大腿骨と脛骨、膝蓋骨(いわゆる皿)との間にあるのが膝関節です。人体の中でも最も大きな関節であり、大きな負荷に耐えながら柔軟な動きを支えている大切な部分です。骨と骨が直接ぶつかってはすり減ってしまうため、表面は軟骨で覆われています。大腿骨と脛骨の間には半月板があり、クッションの役目を果たしています。関節全体を包んでいるのは関節包で、中は関節液に満たされており、潤滑油になっている他、軟骨に栄養を補給しています。

柔らかく、色々な方向への動きを可能にするために大きな役割を果たしているのは靭帯です。前十字靭帯・後十字靭帯・内側側副靭帯・外側側副靭帯の4つがあり、体重をしっかり支えながら、高度な機能を維持するためにこれらは重要です。この靭帯を損傷することで痛みが生じる場合もあります。

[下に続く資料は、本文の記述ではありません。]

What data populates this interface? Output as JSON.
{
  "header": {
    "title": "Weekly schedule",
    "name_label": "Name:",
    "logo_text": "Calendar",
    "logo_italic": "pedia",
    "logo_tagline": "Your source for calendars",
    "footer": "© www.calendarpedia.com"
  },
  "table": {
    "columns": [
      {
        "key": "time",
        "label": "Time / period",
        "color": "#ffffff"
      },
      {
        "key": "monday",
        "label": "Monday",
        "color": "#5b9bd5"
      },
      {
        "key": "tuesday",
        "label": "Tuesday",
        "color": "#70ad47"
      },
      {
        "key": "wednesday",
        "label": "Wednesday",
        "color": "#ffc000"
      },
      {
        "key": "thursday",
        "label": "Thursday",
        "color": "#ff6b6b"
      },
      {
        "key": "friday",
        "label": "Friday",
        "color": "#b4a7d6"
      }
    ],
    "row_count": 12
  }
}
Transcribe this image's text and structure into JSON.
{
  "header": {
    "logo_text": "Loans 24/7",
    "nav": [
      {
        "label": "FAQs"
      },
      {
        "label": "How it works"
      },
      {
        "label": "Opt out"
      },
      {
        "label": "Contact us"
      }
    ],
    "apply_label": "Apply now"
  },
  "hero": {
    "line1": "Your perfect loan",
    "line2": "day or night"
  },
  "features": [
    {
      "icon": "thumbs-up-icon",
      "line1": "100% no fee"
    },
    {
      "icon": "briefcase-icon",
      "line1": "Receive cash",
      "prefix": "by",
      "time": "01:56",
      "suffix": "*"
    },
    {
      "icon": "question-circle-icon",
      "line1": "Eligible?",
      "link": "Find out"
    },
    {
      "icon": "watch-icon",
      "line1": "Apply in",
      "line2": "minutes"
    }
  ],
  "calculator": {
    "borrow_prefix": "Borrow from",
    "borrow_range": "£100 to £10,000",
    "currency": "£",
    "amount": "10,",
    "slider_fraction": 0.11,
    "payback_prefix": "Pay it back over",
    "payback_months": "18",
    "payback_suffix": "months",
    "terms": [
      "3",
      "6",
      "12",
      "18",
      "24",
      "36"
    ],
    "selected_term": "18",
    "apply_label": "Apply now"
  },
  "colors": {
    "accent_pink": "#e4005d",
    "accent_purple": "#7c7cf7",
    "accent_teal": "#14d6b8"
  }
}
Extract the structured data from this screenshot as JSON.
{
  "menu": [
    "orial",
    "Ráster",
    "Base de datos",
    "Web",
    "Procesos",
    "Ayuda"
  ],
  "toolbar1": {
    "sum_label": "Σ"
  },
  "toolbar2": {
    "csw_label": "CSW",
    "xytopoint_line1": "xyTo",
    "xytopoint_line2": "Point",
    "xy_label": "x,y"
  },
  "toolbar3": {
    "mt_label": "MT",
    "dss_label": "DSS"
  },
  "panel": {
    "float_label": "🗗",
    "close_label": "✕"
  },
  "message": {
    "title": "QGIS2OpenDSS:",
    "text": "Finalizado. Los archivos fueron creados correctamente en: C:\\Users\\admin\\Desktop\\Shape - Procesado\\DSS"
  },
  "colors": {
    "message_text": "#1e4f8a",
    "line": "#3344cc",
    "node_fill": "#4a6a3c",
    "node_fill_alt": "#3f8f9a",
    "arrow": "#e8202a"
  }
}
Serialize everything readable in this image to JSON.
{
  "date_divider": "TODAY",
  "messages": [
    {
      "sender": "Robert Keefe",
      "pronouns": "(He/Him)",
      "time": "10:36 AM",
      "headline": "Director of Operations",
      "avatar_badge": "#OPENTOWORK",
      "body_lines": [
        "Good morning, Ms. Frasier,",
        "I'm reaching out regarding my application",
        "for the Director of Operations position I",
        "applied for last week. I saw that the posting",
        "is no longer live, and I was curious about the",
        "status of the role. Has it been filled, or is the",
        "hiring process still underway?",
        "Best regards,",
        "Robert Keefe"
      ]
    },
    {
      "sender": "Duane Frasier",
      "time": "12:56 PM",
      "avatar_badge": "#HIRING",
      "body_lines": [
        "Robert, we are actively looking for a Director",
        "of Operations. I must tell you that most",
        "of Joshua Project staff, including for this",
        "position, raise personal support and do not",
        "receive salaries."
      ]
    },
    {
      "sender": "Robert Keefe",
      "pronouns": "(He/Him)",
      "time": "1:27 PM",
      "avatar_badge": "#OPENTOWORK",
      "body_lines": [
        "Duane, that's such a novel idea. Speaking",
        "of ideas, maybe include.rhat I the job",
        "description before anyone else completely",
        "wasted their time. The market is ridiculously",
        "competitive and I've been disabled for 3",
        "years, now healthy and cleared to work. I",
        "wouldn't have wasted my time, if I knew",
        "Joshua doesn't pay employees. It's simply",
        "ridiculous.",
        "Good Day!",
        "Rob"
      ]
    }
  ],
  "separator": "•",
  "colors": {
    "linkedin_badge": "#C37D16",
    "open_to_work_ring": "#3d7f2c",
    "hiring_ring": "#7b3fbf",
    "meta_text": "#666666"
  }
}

膝の曲げ伸ばしに関わっている筋肉や腱についても見ておきましょう。まず、曲げる際に使われているのは膝屈筋で、伸ばす際には大腿四頭筋と膝蓋腱がその役目を担っています。

軟骨がすり減ってクッションの役割を果たさなくなって骨が変形したり靭帯を損傷すると、痛みの原因となります。また、筋肉の弱まりも関節への負荷を強める要因の一つです。